Der Moment des Unfalls bleibt unvergesslich. Quietschende Reifen, zersplitterndes Glas und dann diese unheimliche Stille. In Gera hat nun ein Gericht ein historisches Urteil gefällt: Lebenslange Haft für einen Raser, der bei einem illegalen Autorennen einen tödlichen Unfall verursachte.
Die Entscheidung des Landgerichts Gera markiert einen Wendepunkt in der deutschen Rechtsprechung. Erstmals wurde ein Autofahrer wegen Mordes zu lebenslanger Haft verurteilt, weil er mit überhöhter Geschwindigkeit durch die Stadt raste. Mit mindestens 105 km/h durchschnitt sein Wagen die Innenstadt – erlaubt waren nur 30. Der 42-jährige Bulgare kollidierte mit einem unbeteiligten Fahrzeug. Dessen Fahrer, ein 28-jähriger Familienvater, hatte keine Überlebenschance.
«Wer derart rücksichtslos das Leben anderer aufs Spiel setzt, nimmt deren Tod billigend in Kauf», erklärte der vorsitzende Richter bei der Urteilsverkündung. Die Verteidigung hatte auf fahrlässige Tötung plädiert, doch das Gericht sah alle Mordmerkmale erfüllt. Der Fall erinnert mich an eine Reportage, die ich letztes Jahr in Berlin machte. Eine Mutter zeigte mir das Zimmer ihres Sohnes – unverändert seit seinem Tod durch einen Raser.
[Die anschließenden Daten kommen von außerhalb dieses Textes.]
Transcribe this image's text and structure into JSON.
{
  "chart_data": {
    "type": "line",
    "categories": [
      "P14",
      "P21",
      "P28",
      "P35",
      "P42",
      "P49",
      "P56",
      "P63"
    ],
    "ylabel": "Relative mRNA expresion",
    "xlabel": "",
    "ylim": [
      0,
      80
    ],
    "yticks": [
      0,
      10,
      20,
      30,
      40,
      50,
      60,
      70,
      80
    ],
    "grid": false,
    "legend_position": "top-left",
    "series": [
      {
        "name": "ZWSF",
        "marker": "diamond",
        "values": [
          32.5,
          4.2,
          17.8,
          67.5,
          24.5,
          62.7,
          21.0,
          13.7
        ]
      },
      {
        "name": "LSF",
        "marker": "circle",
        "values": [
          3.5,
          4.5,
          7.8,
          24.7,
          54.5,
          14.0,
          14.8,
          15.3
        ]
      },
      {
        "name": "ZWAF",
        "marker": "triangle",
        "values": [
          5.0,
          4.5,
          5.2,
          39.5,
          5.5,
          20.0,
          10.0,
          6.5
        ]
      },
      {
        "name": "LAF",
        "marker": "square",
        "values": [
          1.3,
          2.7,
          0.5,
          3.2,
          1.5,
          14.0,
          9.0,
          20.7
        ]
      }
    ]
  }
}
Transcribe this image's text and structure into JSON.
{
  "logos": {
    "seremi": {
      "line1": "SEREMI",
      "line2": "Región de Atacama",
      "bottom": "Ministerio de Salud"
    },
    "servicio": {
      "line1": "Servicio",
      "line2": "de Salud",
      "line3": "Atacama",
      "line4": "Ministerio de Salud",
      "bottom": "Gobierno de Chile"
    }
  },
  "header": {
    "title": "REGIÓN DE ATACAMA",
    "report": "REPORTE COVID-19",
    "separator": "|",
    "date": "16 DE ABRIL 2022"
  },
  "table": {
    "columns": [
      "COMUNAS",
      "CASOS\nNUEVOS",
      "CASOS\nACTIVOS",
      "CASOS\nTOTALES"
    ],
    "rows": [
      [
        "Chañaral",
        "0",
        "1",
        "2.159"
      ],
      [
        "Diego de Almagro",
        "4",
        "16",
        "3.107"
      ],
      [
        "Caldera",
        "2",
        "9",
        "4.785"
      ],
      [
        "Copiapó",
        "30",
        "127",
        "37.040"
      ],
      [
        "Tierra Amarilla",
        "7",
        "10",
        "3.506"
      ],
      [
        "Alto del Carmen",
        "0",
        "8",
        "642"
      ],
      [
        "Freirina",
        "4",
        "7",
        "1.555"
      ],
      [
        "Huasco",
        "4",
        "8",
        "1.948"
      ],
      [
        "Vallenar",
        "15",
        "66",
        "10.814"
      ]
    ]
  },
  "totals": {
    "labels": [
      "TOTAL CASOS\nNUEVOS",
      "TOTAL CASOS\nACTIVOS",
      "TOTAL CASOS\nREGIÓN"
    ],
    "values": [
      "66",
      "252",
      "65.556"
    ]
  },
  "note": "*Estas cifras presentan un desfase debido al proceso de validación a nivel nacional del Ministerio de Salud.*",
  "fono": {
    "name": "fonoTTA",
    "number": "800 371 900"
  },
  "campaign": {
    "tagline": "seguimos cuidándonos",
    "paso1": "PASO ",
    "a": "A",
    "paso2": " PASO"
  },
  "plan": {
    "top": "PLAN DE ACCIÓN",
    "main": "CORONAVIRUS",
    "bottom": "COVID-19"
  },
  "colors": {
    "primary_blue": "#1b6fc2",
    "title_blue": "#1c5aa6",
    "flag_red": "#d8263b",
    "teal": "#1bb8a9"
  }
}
Die gesellschaftliche Debatte über angemessene Strafen für Raser gewinnt an Schärfe. Während manche das Urteil als überfälligen Paradigmenwechsel begrüßen, sehen andere eine problematische Ausweitung des Mordbegriffs. Was bleibt, ist die Hoffnung auf abschreckende Wirkung – und die schmerzliche Gewissheit, dass kein Urteil verlorene Leben zurückbringen kann.